Lawyers for the Turners could not be reached for comment.
Amy Parsons, a cousin of Justin’s, told the Turners at a court hearing this week that they did not deserve “one day outside of those prison walls for what you did to Justin.”
“You were supposed to take care of him, love him,” Ms. Parsons said, according footage aired this week by WCBD-. “And instead, you tortured, abused and murdered him. Your child.”
The case was reopened in 2021. A cold case unit of the Berkeley County Sheriff’s office that re-evaluated the autopsy and physical evidence collected at the crime scene found inconsistencies in the Turner family’s account of Justin’s disappearance, according to the affidavit.
The affidavit said Ms. Turner reported that Justin never got off the school bus that Friday in March 1989. But witnesses said that they had not seen the boy get on the bus and that he was not in school that day.
Ms. Turner explained that she had been in the shower when Justin went outside to catch the bus, and said she had previously argued with him, the affidavit said.
Two days into the search, Mr. Turner showed an “apparent awareness” of the boy’s fate by asking officers what would happen if a person who was a family member had harmed or killed the boy, the affidavit said.
He then “feigned” discovery of the boy’s body “within seconds” of entering the camper, and did not check it for signs of life, it said.
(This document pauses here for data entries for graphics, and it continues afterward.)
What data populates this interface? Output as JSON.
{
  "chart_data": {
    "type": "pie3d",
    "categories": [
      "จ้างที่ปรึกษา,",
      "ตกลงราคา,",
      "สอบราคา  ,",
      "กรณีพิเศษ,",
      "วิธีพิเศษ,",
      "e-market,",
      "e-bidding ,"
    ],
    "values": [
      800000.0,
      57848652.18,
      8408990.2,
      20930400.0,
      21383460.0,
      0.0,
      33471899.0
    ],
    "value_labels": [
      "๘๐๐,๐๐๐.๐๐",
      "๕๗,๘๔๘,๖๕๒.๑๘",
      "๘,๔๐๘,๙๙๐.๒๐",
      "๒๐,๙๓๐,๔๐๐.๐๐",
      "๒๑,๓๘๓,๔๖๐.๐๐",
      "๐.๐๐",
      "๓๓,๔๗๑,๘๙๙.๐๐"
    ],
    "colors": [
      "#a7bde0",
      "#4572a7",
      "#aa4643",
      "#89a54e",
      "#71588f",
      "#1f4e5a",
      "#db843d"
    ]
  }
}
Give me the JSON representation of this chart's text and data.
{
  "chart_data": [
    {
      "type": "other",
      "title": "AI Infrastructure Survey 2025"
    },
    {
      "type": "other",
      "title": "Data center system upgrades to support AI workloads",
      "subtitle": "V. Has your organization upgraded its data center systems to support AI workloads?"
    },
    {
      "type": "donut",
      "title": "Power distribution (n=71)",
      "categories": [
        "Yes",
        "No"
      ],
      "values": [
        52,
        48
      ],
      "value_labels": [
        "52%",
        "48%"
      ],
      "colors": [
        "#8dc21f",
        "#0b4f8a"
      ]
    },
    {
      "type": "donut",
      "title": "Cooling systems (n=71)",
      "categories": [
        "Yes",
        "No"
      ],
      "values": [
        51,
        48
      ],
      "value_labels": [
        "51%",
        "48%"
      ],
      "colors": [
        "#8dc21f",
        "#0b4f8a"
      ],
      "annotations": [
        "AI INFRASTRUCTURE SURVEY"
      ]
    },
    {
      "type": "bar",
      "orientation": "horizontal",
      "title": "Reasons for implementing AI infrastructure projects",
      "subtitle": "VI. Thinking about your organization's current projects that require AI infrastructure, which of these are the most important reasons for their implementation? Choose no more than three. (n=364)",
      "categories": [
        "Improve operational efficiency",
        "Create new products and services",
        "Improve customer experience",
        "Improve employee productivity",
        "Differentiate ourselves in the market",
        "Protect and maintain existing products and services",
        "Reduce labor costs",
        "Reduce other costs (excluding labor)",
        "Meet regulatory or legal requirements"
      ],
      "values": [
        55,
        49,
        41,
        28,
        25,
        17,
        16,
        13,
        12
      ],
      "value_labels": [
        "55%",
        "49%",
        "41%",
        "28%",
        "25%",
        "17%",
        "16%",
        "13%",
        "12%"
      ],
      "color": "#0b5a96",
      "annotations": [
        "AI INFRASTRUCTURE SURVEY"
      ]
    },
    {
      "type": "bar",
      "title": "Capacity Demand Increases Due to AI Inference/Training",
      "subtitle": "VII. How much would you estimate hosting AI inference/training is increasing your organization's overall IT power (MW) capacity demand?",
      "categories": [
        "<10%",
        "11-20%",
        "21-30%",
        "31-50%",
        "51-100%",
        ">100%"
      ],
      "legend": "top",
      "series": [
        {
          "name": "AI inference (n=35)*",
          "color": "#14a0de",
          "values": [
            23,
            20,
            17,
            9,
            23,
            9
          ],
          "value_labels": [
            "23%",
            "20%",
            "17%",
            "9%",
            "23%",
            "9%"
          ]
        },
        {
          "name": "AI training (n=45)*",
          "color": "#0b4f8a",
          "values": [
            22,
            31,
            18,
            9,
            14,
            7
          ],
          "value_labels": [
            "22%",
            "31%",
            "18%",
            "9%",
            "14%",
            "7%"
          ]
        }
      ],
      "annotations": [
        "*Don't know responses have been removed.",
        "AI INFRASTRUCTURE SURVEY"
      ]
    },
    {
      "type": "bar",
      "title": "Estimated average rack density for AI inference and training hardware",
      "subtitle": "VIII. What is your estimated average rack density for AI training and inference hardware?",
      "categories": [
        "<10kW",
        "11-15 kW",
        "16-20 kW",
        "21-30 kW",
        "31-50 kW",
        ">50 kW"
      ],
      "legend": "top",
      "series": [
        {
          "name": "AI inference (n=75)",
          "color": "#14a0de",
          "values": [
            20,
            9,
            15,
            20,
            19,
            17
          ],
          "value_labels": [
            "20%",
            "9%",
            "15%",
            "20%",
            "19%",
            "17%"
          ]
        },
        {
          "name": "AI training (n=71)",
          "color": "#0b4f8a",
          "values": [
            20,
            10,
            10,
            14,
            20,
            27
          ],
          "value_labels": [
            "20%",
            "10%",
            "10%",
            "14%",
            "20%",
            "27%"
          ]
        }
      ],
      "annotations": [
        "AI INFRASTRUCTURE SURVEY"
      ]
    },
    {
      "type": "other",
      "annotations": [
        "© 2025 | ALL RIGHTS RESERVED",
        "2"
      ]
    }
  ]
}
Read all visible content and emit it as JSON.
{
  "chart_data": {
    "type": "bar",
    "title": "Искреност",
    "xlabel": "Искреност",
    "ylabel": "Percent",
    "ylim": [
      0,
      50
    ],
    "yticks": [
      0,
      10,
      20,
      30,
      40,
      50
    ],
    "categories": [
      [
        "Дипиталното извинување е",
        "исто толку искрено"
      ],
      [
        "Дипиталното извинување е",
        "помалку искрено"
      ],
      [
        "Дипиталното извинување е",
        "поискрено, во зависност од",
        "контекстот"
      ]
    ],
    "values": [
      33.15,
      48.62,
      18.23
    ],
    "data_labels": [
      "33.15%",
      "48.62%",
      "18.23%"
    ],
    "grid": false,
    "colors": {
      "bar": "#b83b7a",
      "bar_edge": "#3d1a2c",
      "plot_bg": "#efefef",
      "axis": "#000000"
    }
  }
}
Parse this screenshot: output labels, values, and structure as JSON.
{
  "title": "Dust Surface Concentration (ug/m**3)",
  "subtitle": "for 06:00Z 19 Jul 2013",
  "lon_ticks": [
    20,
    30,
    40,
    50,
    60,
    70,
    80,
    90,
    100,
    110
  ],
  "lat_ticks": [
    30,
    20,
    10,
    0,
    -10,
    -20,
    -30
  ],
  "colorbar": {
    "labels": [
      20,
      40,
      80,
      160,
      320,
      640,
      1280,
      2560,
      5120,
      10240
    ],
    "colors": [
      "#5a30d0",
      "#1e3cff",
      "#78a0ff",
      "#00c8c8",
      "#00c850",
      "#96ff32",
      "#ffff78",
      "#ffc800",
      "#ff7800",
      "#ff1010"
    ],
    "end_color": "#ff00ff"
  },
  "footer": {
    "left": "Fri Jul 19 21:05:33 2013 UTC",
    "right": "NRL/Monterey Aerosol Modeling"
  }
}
Forensic technology was used to match fibers found in the house with the boy’s clothing and the wounds on his neck, the affidavit said. There was no debris or other matter on his body, clothing or shoes, suggesting he had been carried from the house to the camper, it said.
Sheriff Lewis did not give a timeline for the prosecution’s case. “I’m hoping and I’m praying that Justin is looking down from heaven, rejoicing that today there’s some justice,” he said. “There’s still some justice in this country.”